Com a volta da primavera, o sol estava finalmente aparecendo de novo. Ellie e Joel chegaram ao acampamento da usina há duas semanas e, desde então, o que aconteceu no hospital nunca mais havia sido trazido à tona. Estavam começando a viver uma vida normal, na medida do possível, embora ainda estivessem se acostumando com aquilo. Era estranho ter um lugar, fixo, sem restrições. Não era o mesmo que viver em uma Zona de Quarentena, onde os muros eram o principal símbolo da repressão. As pessoas que estavam no acampamento não viviam com medo do que estava dentro dos muros.

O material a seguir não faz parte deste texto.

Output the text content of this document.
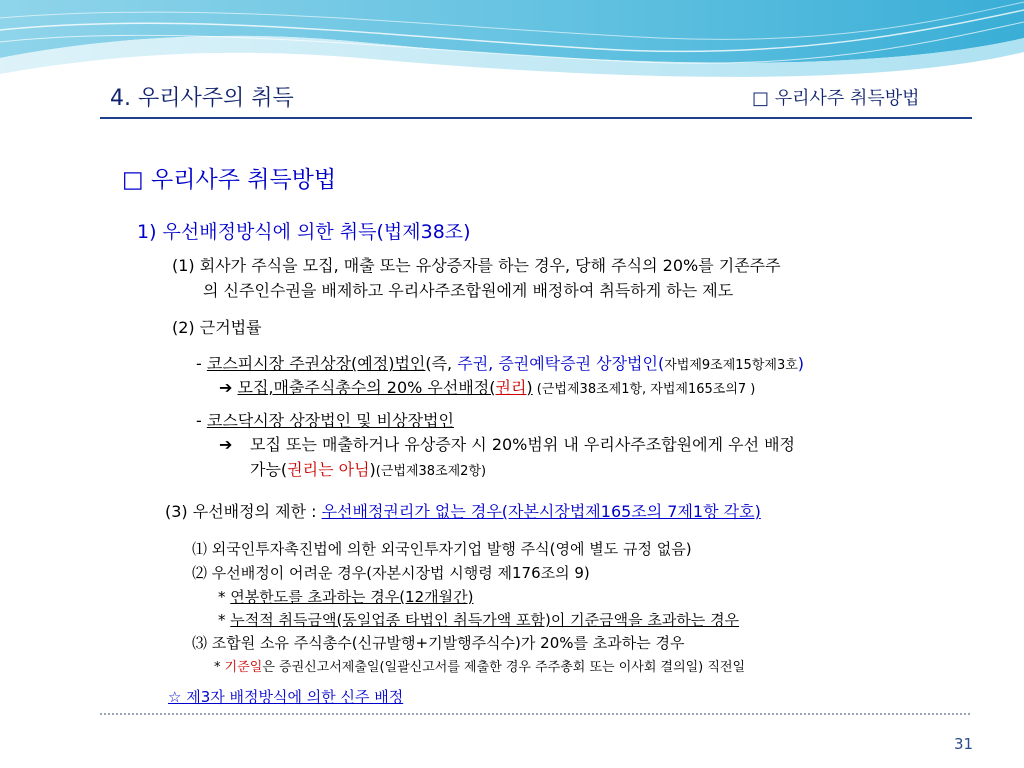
4. 우리사주의 취득	□ 우리사주 취득방법
□ 우리사주 취득방법
1) 우선배정방식에 의한 취득(법제38조)
(1) 회사가 주식을 모집, 매출 또는 유상증자를 하는 경우, 당해 주식의 20%를 기존주주
의 신주인수권을 배제하고 우리사주조합원에게 배정하여 취득하게 하는 제도
(2) 근거법률
- 코스피시장 주권상장(예정)법인(즉, 주권, 증권예탁증권 상장법인(자법제9조제15항제3호)
➔ 모집,매출주식총수의 20% 우선배정(권리) (근법제38조제1항, 자법제165조의7 )
- 코스닥시장 상장법인 및 비상장법인
➔ 모집 또는 매출하거나 유상증자 시 20%범위 내 우리사주조합원에게 우선 배정
가능(권리는 아님)(근법제38조제2항)
(3) 우선배정의 제한 : 우선배정권리가 없는 경우(자본시장법제165조의 7제1항 각호)
⑴ 외국인투자촉진법에 의한 외국인투자기업 발행 주식(영에 별도 규정 없음)
⑵ 우선배정이 어려운 경우(자본시장법 시행령 제176조의 9)
* 연봉한도를 초과하는 경우(12개월간)
* 누적적 취득금액(동일업종 타법인 취득가액 포함)이 기준금액을 초과하는 경우
⑶ 조합원 소유 주식총수(신규발행+기발행주식수)가 20%를 초과하는 경우
* 기준일은 증권신고서제출일(일괄신고서를 제출한 경우 주주총회 또는 이사회 결의일) 직전일
☆ 제3자 배정방식에 의한 신주 배정
31
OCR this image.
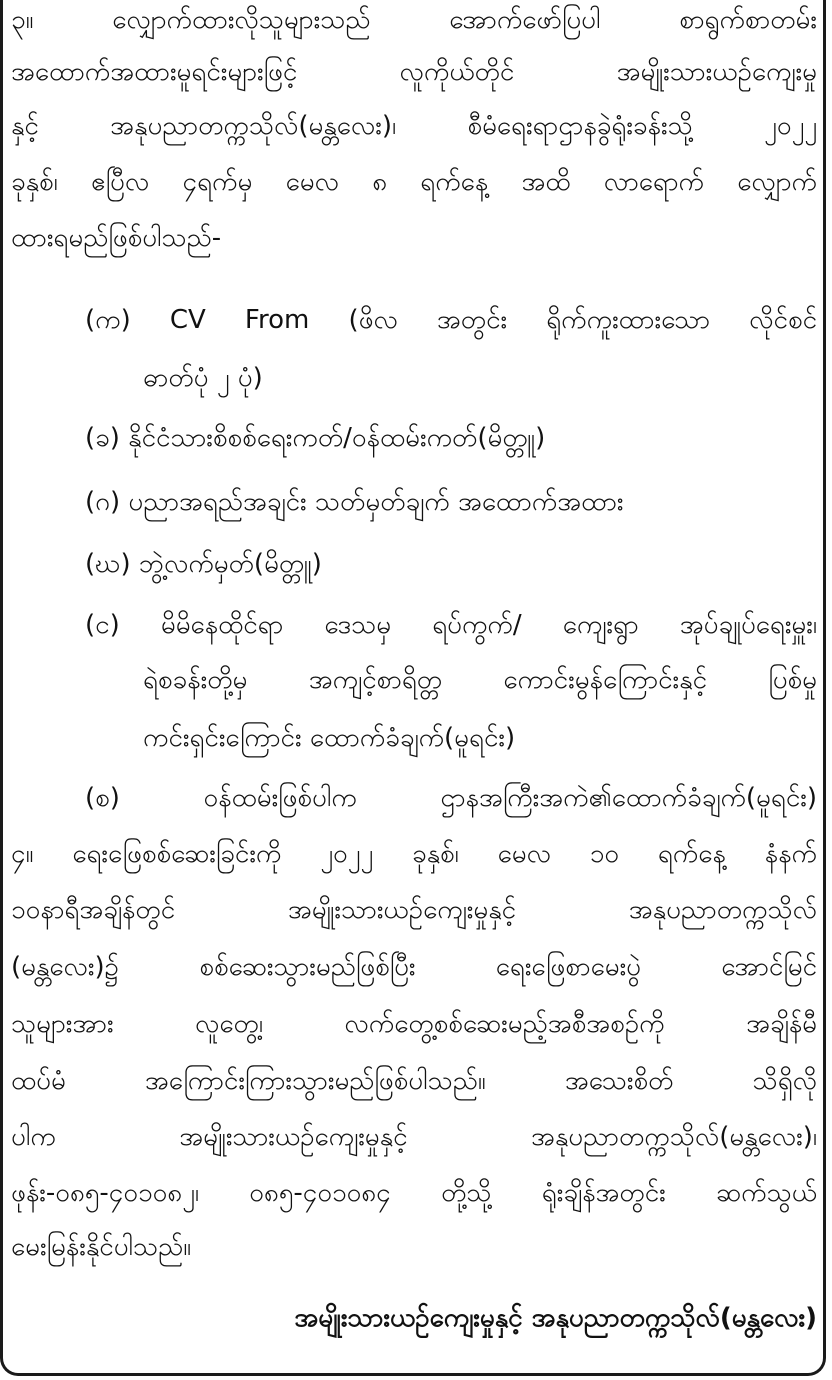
၃။ လျှောက်ထားလိုသူများသည် အောက်ဖော်ပြပါ စာရွက်စာတမ်း
အထောက်အထားမူရင်းများဖြင့် လူကိုယ်တိုင် အမျိုးသားယဉ်ကျေးမှု
နှင့် အနုပညာတက္ကသိုလ်(မန္တလေး)၊ စီမံရေးရာဌာနခွဲရုံးခန်းသို့ ၂၀၂၂
ခုနှစ်၊ ဧပြီလ ၄ရက်မှ မေလ ၈ ရက်နေ့ အထိ လာရောက် လျှောက်
ထားရမည်ဖြစ်ပါသည်-
(က) CV From (ဖိလ အတွင်း ရိုက်ကူးထားသော လိုင်စင်
ဓာတ်ပုံ ၂ ပုံ)
(ခ) နိုင်ငံသားစိစစ်ရေးကတ်/ဝန်ထမ်းကတ်(မိတ္တူ)
(ဂ) ပညာအရည်အချင်း သတ်မှတ်ချက် အထောက်အထား
(ဃ) ဘွဲ့လက်မှတ်(မိတ္တူ)
(င) မိမိနေထိုင်ရာ ဒေသမှ ရပ်ကွက်/ ကျေးရွာ အုပ်ချုပ်ရေးမှူး၊
ရဲစခန်းတို့မှ အကျင့်စာရိတ္တ ကောင်းမွန်ကြောင်းနှင့် ပြစ်မှု
ကင်းရှင်းကြောင်း ထောက်ခံချက်(မူရင်း)
(စ) ဝန်ထမ်းဖြစ်ပါက ဌာနအကြီးအကဲ၏ထောက်ခံချက်(မူရင်း)
၄။ ရေးဖြေစစ်ဆေးခြင်းကို ၂၀၂၂ ခုနှစ်၊ မေလ ၁၀ ရက်နေ့ နံနက်
၁၀နာရီအချိန်တွင် အမျိုးသားယဉ်ကျေးမှုနှင့် အနုပညာတက္ကသိုလ်
(မန္တလေး)၌ စစ်ဆေးသွားမည်ဖြစ်ပြီး ရေးဖြေစာမေးပွဲ အောင်မြင်
သူများအား လူတွေ့၊ လက်တွေ့စစ်ဆေးမည့်အစီအစဉ်ကို အချိန်မီ
ထပ်မံ အကြောင်းကြားသွားမည်ဖြစ်ပါသည်။ အသေးစိတ် သိရှိလို
ပါက အမျိုးသားယဉ်ကျေးမှုနှင့် အနုပညာတက္ကသိုလ်(မန္တလေး)၊
ဖုန်း-၀၈၅-၄၀၁၀၈၂၊ ၀၈၅-၄၀၁၀၈၄ တို့သို့ ရုံးချိန်အတွင်း ဆက်သွယ်
မေးမြန်းနိုင်ပါသည်။
အမျိုးသားယဉ်ကျေးမှုနှင့် အနုပညာတက္ကသိုလ်(မန္တလေး)
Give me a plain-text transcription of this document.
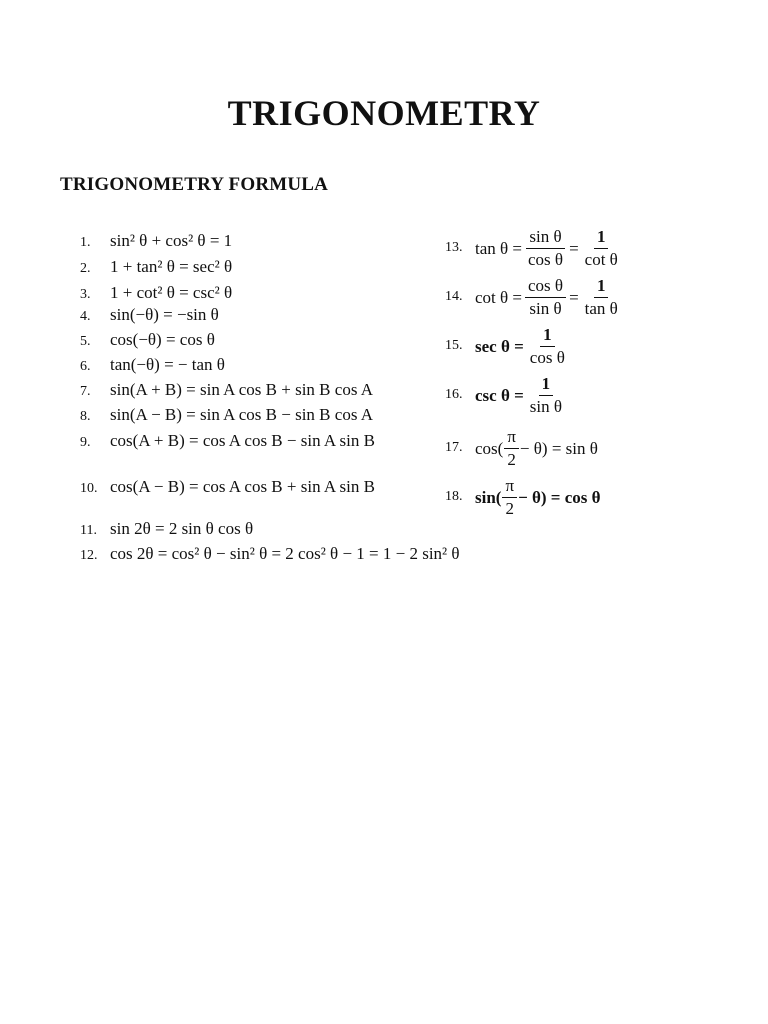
TRIGONOMETRY
TRIGONOMETRY FORMULA
1. sin² θ + cos² θ = 1
2. 1 + tan² θ = sec² θ
3. 1 + cot² θ = csc² θ
4. sin(−θ) = −sin θ
5. cos(−θ) = cos θ
6. tan(−θ) = − tan θ
7. sin(A + B) = sin A cos B + sin B cos A
8. sin(A − B) = sin A cos B − sin B cos A
9. cos(A + B) = cos A cos B − sin A sin B
10. cos(A − B) = cos A cos B + sin A sin B
11. sin 2θ = 2 sin θ cos θ
12. cos 2θ = cos² θ − sin² θ = 2 cos² θ − 1 = 1 − 2 sin² θ
13. $\tan \theta = \frac{\text{sin θ}}{\text{cos θ}} = \frac{1}{\text{cot θ}}$
14. $\cot \theta = \frac{\text{cos θ}}{\text{sin θ}} = \frac{1}{\text{tan θ}}$
15. $\sec \theta = \frac{1}{\text{cos θ}}$
16. $\csc \theta = \frac{1}{\text{sin θ}}$
17. $\cos( \frac{\pi}{2} - \theta) = \sin \theta$
18. $\sin( \frac{\pi}{2} - \theta) = \cos \theta$
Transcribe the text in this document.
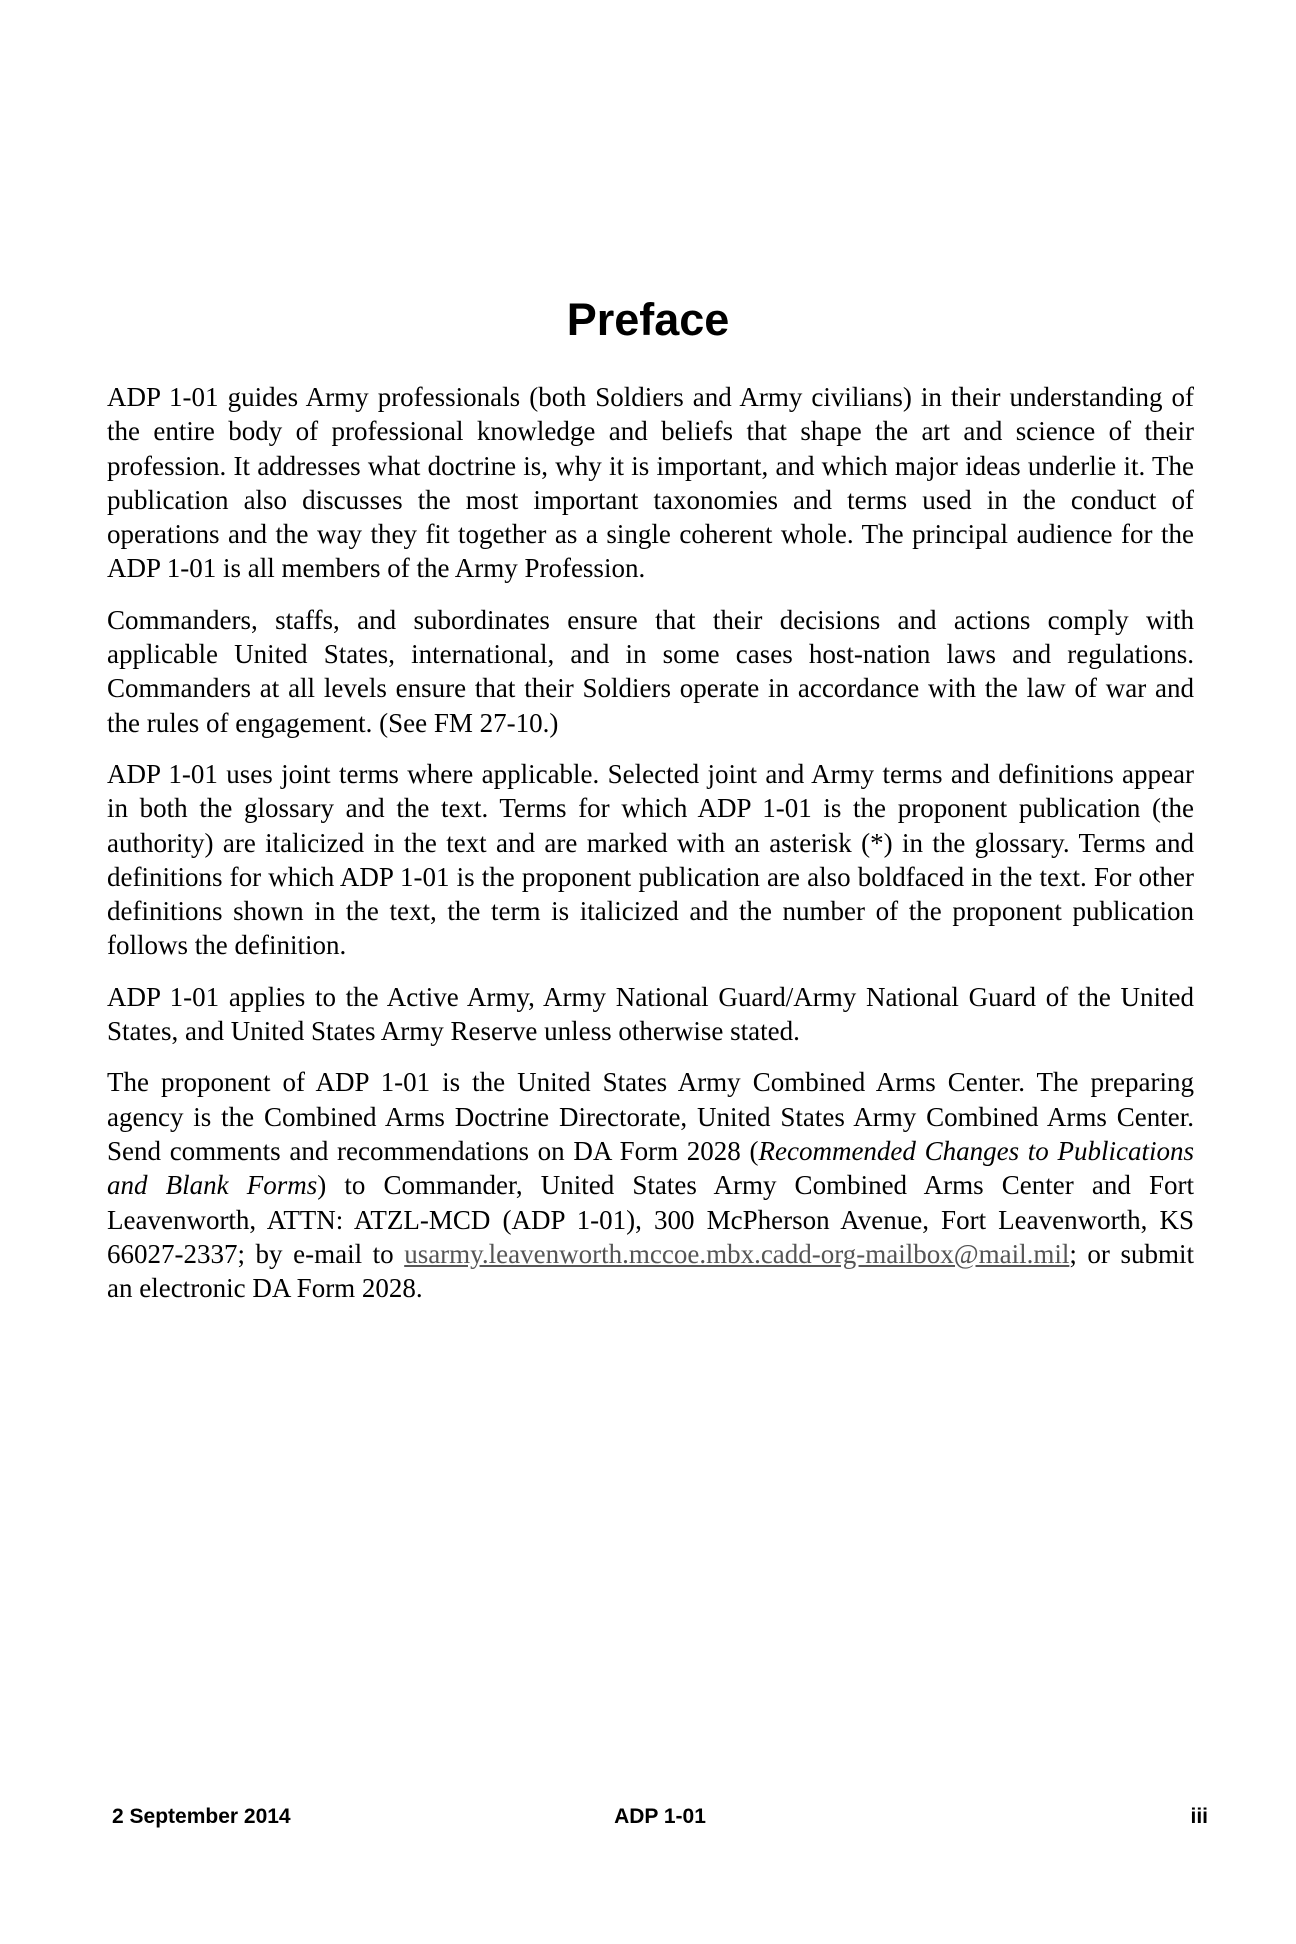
Preface

ADP 1-01 guides Army professionals (both Soldiers and Army civilians) in their understanding of the entire body of professional knowledge and beliefs that shape the art and science of their profession. It addresses what doctrine is, why it is important, and which major ideas underlie it. The publication also discusses the most important taxonomies and terms used in the conduct of operations and the way they fit together as a single coherent whole. The principal audience for the ADP 1-01 is all members of the Army Profession.

Commanders, staffs, and subordinates ensure that their decisions and actions comply with applicable United States, international, and in some cases host-nation laws and regulations. Commanders at all levels ensure that their Soldiers operate in accordance with the law of war and the rules of engagement. (See FM 27-10.)

ADP 1-01 uses joint terms where applicable. Selected joint and Army terms and definitions appear in both the glossary and the text. Terms for which ADP 1-01 is the proponent publication (the authority) are italicized in the text and are marked with an asterisk (*) in the glossary. Terms and definitions for which ADP 1-01 is the proponent publication are also boldfaced in the text. For other definitions shown in the text, the term is italicized and the number of the proponent publication follows the definition.

ADP 1-01 applies to the Active Army, Army National Guard/Army National Guard of the United States, and United States Army Reserve unless otherwise stated.

The proponent of ADP 1-01 is the United States Army Combined Arms Center. The preparing agency is the Combined Arms Doctrine Directorate, United States Army Combined Arms Center. Send comments and recommendations on DA Form 2028 (Recommended Changes to Publications and Blank Forms) to Commander, United States Army Combined Arms Center and Fort Leavenworth, ATTN: ATZL-MCD (ADP 1-01), 300 McPherson Avenue, Fort Leavenworth, KS 66027-2337; by e-mail to usarmy.leavenworth.mccoe.mbx.cadd-org-mailbox@mail.mil; or submit an electronic DA Form 2028.

2 September 2014	ADP 1-01	iii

Desde o ataque que aconteceu quando Ellie e Joel passaram pela usina pela primeira vez, o grupo havia se reduzido drasticamente. O frio rigoroso do último inverno parou as turbinas movimentadas pelo rio e, sem energia, algumas mortes aconteceram. Infectados passaram pela cerca eletrizada e alguns casos de hipotermia levaram cerca de cem pessoas, inclusive o pai de Maria. Algumas famílias fugiram depois de todo o acontecimento e restaram menos de trinta sobreviventes. Não havia ninguém que pudesse reparar as turbinas da usina ou fazer a manutenção do sistema. Estavam sem energia novamente. Era por isso que o sol significava um alívio. Além de reduzir o frio, os dias estavam voltando a durar mais do que as noites.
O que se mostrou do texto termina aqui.